Kaos, ‘kargaşa’ anlamına gelen Yunanca kökenli bir sözcüktür. Kaos kuramını biraz açıklamaya çalışayım. Şöyle kuvvetlice öksürün. Atmosferde küçücük bir değişiklik yaptınız, hafif bir dalgalanma oldu: Hava alıp verdiniz. Bu küçük atmosfer değişikliğinin bugün ya da yarın sonuçlarını göremeyebilirsiniz. Ama bir yıl sonra, o kuvvetli öksürüğünüz Bengladeş’te evleri yerle bir eden bir tayfuna neden olabilir belki... Bilinmez... Ya da, bir kelebeğin şöyle bir kanat çırpmasının on yıl sonra doğuracağı sonuçları bilemeyiz. Bu yüzden meteoroloji yalnızca bir haftalık tahmin yapabilir; bir yıl sonrasını tahmin edemez. Birbirine çok yakın koşullar, çok uzun bir süre sonra birbirine hiç benzemeyen durumlar yaratabilir. İşte kaos kuramı bu sorunla ilgilenir. Matematikte kaos/kargaşa var mıdır? Evet vardır. Var ki kuramı bulunmuş. Matematikten bir kaos örneği vereceğim bu yazımda…” (Kuramsal bir cinayet işlemek pahasına, özetleyerek alıntılamaya devam ediyorum. Meraklısı, verdiğim adresten, makalenin tamamına ulaşabilir).
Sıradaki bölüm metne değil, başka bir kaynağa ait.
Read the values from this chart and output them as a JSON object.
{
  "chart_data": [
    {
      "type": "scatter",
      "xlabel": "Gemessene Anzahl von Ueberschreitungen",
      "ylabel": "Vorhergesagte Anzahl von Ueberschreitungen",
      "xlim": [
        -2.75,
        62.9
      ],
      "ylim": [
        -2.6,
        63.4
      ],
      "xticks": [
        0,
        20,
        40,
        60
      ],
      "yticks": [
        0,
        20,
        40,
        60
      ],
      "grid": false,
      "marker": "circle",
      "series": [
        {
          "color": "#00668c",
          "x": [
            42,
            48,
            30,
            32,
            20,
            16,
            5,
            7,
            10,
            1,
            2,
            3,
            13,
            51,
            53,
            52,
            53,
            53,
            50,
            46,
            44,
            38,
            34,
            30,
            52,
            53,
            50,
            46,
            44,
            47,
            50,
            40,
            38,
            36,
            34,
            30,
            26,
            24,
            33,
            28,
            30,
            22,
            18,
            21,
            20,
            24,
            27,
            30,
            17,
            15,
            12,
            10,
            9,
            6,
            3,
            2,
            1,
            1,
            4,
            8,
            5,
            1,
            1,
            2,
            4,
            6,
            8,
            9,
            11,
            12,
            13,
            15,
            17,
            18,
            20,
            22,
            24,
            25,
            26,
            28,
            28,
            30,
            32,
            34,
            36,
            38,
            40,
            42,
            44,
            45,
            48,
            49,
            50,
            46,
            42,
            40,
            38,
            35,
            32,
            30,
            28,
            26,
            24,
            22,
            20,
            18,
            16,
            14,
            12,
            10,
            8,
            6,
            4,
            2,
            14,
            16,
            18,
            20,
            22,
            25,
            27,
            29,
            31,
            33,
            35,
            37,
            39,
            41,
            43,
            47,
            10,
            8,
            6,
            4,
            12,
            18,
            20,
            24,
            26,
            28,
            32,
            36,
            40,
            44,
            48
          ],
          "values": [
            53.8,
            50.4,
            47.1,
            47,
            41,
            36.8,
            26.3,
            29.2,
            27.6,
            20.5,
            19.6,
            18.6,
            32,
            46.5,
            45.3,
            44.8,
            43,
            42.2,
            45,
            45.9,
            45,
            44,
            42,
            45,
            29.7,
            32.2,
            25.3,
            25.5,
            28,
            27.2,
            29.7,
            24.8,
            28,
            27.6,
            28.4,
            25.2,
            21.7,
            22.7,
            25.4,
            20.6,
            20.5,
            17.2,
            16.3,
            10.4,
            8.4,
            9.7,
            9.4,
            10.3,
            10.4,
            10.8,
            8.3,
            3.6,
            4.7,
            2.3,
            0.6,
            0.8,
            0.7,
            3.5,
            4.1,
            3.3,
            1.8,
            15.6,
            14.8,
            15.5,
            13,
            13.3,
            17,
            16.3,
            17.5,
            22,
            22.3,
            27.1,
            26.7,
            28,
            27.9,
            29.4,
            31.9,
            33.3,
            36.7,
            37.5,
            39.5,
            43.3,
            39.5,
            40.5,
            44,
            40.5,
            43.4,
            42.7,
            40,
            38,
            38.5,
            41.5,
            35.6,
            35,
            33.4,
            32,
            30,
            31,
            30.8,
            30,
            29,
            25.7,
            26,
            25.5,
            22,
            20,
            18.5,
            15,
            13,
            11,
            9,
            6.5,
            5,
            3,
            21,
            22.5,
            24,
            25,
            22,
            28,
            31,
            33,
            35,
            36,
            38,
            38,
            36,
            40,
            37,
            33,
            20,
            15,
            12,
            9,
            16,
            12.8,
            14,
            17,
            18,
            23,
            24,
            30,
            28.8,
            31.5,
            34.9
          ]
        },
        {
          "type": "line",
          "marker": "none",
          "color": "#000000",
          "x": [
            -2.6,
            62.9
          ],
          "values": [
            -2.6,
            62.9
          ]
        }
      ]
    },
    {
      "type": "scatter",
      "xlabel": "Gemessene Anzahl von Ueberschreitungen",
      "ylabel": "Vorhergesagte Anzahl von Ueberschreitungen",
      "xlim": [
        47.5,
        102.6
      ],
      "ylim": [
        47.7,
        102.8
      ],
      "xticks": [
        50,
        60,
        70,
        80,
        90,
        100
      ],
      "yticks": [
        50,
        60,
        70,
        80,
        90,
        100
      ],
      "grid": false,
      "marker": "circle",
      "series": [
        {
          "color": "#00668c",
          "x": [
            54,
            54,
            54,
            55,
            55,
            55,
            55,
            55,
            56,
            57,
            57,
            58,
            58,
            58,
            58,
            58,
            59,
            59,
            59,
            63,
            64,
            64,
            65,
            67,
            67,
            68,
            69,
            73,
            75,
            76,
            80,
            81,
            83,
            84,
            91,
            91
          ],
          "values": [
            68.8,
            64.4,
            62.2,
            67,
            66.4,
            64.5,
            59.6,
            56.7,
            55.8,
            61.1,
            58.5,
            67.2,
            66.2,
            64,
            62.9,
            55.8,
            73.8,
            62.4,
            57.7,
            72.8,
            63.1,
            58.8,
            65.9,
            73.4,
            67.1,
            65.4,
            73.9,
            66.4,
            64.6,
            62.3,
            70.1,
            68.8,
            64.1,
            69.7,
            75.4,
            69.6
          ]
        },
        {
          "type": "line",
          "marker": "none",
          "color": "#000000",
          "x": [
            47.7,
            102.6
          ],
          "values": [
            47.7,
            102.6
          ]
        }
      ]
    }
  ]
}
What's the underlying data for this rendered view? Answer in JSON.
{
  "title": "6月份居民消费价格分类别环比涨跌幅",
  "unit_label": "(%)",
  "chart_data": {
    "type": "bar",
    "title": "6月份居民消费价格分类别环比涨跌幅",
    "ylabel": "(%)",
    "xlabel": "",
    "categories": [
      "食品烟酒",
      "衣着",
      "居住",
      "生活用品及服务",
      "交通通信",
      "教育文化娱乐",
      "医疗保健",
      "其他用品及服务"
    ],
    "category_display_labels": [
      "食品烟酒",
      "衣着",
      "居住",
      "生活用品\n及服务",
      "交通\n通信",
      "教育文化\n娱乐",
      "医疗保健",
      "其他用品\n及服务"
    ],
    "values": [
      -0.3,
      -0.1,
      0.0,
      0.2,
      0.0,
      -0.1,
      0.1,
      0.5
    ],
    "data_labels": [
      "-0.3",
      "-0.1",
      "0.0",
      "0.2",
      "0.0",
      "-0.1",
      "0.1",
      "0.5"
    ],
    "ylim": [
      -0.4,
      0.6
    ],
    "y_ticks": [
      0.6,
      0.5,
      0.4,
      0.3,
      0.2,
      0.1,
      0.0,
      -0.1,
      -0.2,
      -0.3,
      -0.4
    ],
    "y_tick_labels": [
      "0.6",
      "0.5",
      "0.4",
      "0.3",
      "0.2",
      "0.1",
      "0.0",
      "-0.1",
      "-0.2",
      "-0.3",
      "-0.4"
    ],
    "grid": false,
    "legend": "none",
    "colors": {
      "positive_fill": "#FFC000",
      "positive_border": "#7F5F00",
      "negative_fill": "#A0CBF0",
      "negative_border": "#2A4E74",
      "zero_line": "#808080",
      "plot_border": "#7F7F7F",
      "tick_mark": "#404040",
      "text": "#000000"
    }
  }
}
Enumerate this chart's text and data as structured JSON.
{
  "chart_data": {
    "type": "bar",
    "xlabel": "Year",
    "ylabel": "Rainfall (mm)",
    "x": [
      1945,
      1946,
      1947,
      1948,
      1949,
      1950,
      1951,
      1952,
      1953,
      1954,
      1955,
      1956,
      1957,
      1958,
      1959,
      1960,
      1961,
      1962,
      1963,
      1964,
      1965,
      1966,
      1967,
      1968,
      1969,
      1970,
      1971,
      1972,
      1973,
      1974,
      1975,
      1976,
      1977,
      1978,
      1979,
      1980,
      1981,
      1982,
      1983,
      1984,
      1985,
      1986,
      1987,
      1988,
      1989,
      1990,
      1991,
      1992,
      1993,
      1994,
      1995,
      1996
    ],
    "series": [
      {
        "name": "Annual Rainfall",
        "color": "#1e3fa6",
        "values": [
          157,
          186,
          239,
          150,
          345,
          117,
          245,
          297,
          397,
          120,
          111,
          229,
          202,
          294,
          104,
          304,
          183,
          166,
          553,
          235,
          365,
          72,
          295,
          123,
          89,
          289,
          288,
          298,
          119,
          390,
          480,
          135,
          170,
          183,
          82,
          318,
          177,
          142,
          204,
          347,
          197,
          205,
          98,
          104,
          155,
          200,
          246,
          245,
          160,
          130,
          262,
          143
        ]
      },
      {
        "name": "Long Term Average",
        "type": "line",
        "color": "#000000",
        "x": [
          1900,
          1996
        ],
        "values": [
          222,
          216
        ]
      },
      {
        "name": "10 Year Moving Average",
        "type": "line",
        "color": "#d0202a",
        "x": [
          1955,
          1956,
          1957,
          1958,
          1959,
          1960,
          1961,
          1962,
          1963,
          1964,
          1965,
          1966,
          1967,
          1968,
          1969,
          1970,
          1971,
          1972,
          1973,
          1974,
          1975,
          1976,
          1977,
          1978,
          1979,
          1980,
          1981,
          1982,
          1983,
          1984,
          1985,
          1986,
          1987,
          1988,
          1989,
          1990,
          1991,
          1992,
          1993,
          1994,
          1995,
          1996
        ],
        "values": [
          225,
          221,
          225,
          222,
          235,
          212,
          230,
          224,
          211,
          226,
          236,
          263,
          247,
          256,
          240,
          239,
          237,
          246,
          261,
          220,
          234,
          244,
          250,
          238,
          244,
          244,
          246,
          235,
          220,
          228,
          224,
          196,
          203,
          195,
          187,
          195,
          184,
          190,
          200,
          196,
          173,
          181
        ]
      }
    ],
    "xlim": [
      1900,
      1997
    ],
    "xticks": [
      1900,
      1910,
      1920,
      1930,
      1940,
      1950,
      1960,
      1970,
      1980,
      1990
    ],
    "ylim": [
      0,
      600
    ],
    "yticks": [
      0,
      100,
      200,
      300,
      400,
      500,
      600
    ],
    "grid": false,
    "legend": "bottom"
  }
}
“…1/3’ün tam nerede olduğunu hiç merak ettiniz mi? 1/3’ün nerede olduğunu bulmaya çalışacağız. Şurası kesin ki, 1/3, sıfırla bir arası bir sayıdır, yani [0, 1] aralığındadır. Ama bunu bilmek 1/3’ün tam nerede olduğunu bilmek değildir… “diye başlıyor makale. Sonra;
“…1/3’ün tam nerede olduğunu biraz daha iyi anlayalım. [0, 1] aralığını ortadan ikiye bölersek, 1/3 hangi tarafa düşer? Sağa mı, sola mı? Yani 1/3, 1/2’den küçük müdür, büyük müdür? Elbet 1/3 < 1/2 eşitsizliği geçerlidir ve 1/3 soldaki aralığa düşer. 1/3 bu aralıklardan hangisine düşer? Yanıtı vereyim…” diye olgunlaşıyor ve tekrar soruyor Hoca, “…1/3 sayısı, ortadan bölünen aralıkların bir soluna, bir sağına düşer. Yani, 1/2’nin soluna, 1/4’ün sağına, 3/8’in soluna, 6/16’nın sağına... Kaos bunun neresinde ?” Yanıtı yine kendisinden dinleyelim:
“…1/3 = 0,333333... eşitliğini biliyoruz. 0,333333 sayısı 1/3’e çok yakın bir sayıdır ama 1/3 değildir. 0,333333 sayısı da başlangıçta 1/3 gibi bir sola, bir sağa düşer, ama bir zaman sonra 1/3’ün davranışından tamamıyla uzaklaşır, sanki 1/3’le uzaktan yakından bir ilgisi yokmuş gibi davranır. İşte bu kaostur ! Birbirine çok yakın iki sayı, bir süre benzer biçimde davranırlar, ama bir süre sonra birinden alınan bilgi, öbürü hakkında bize hiçbir bilgi vermez... / …Görüldüğü gibi, işlemleri yaptıkça 0,3333... sayısına, yani 1/3’e yaklaşıyoruz. İşlemleri sonsuza dek yapmaya zamanımız olsaydı, tam 1/3 bulurduk. İşlemleri sonsuza dek yapamasak bile, yukarda yaptığımız gibi, sonsuz işlemin sonucunun 1/3 olduğunu matematikle buluruz…”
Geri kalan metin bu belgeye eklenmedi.